MIDAS has organized a weekly seminar series since 2015, which brought many prominent researchers to U-M as speakers and enabled research conversations both between these speakers and U-M researchers, as well as among U-M researchers. However, because of the nature of data science and AI research, the seminars cover a very wide range of topics and any particular topic is covered by a small number of seminars scattered throughout the year. In order to intensify research interactions that such seminars initiate, we will experiment with a new format in the 2022-2023 academic year. Instead of weekly seminars, we will collaborate with our faculty members to organize 3-4 research colloquia each semester. With this call, we invite faculty members to submit proposals for such colloquia.
This is an experiment, and this is new. So, we would love to hear your ideas and discuss with you any structure that would be most beneficial. As a starting point, our expectation is that each colloquium should:
- Be organized around a research theme that is broad enough to interest U-M researchers from multiple disciplines, but narrow enough to allow in-depth interaction among interested researchers. For example,
- “Novel NLP methods for research on misinformation on social media” is too narrow; “Novel NLP methods for social science research” is appropriate.
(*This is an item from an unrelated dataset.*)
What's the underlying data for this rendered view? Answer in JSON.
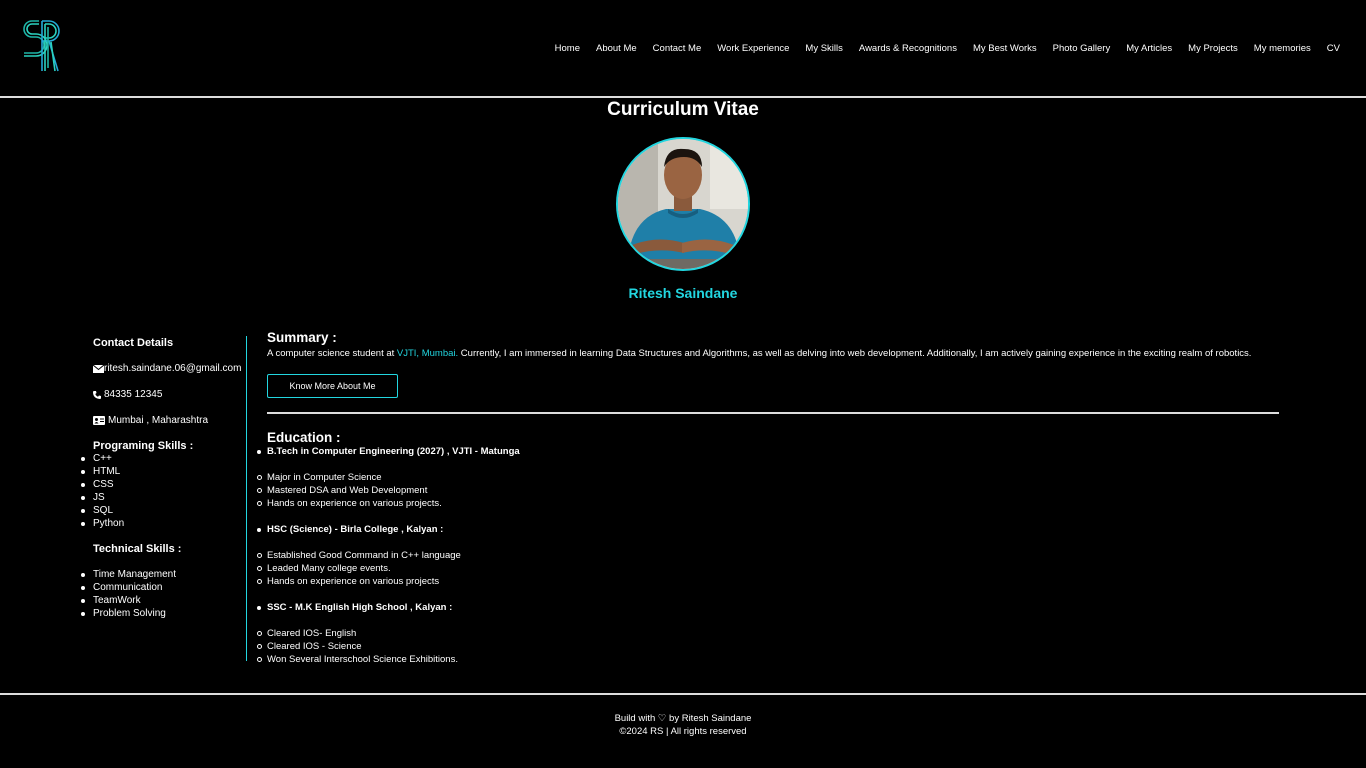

- “Sequential decision making for managing chronic pain” is too narrow; “Sequential decision making in healthcare research” is appropriate.
- Happen during the fall or winter semester, lasting 1-2 days
- Include 4-6 external speakers who are prominent researchers for the theme of the colloquium, possibly with additional internal speakers
- Include seminars that benefit both faculty researchers and trainees (postdocs and graduate students), and intensive research discussions with U-M faculty
- Potentially include other components, not listed above
We will support all themes that include data science and artificial intelligence (AI) theoretical foundations, methodology and tools, and innovative application of methodologies. However, preference will be given to themes that align with the current MIDAS research “pillars”.
- Responsible Research Pillar – Enhancing Scientific and Societal Impact: Integrating methodologies and tools to enable responsible data science and AI research and enhance its scientific impact; applying data science and AI methodologies and tools to inform policy and promote social good.
- Data Pillar – Measuring and Improving Society: developing and using data science and AI methods to enable new opportunities to better understand society through new data interfaces.
- Analytics Pillar – Transforming Health Interventions: enabling the transformation of health interventions through the use of cutting edge data science and AI methods.
- Emerging Pillar – Cultivating New Strengths: research in areas that are, or are expected to be, national priorities and / or U-M strengths, and can be significantly boosted with data science and AI.
- Methodological Foundations – Advancing Data Science and AI methodologies in ways that could have downstream benefits for the above four pillars.
Three to four proposals will be chosen for the fall 2022 semester. (We expect to have a similar call for winter 2023. However, that will depend very much on our experience with the current call for fall 2022).
Colloquium organizers will be expected to:
- Take overall responsibility for organizing the event;
- Invite external and internal speakers;
- Convene U-M faculty attendees;
- Lead the design of the event program, with input from the MIDAS symposium and colloquium committee if needed;
- Ensure that the event takes place within the timeframe agreed upon with MIDAS.
- Cover the cost of the event, including travel and lodging for external speakers, venue, food for attendees and other reasonable expenses;
- Provide logistical support, including booking venue and travel, and on-site staff support;
- Advertise the event to the campus community.
Who May Apply: All MIDAS affiliate faculty members may be lead organizers. An individual may participate as the lead organizer / co-organizer on only one proposal. Anyone who is not yet a MIDAS affiliate should join before submitting the proposal, using this application form. Postdocs, graduate students and staff members can be co-organizers.
How to Apply:
The proposal should be one .pdf file containing the following components.
- Summary: up to three sentences in non-technical language about the event. This will be made public (for example, on MIDAS website) if the proposal is awarded.
- Event description: up to 4 pages, with a font size of 10 or above. This should include the following components in any order or format.
- The theme of the event and whether it fits within one of the research pillars.
- The scientific significance of the theme.
- The colloquium’s objective and the impact on campus.
- A list of co-organizers who have agreed to work with the lead organizer. (Your organizing committee may, in addition, have people from outside U-M.)
- What types of faculty researchers would benefit from the event (research domains, types of research, types of units).
- A list of external speakers that the organizers intend to invite (4-6 names as the ideal lineup, and backup choices).
- A tentative event program.
- Proposed dates. Please keep in mind that we will coordinate with all awarded proposals to spread out the events within the semester.
- Budget request, if any, that is beyond speaker travel, venue and food for attendees.
- MIDAS symposium and colloquium committee will evaluate the proposals based on:
- The scientific significance of the proposed theme;
- The interdisciplinarity of the theme.
- The potential of the colloquium to stimulate research discussions that will lead to innovative ideas and collaborations.
- The fit with MIDAS pillars;
- We will then reach out to the faculty organizers to determine the exact dates of the event, the event budget, and reach an agreement on the responsibilities of the faculty organizers and of MIDAS.
- If needed, we may also discuss with the faculty organizers to tune the event theme. We expect in most cases this will be either to broaden the theme or narrow the theme.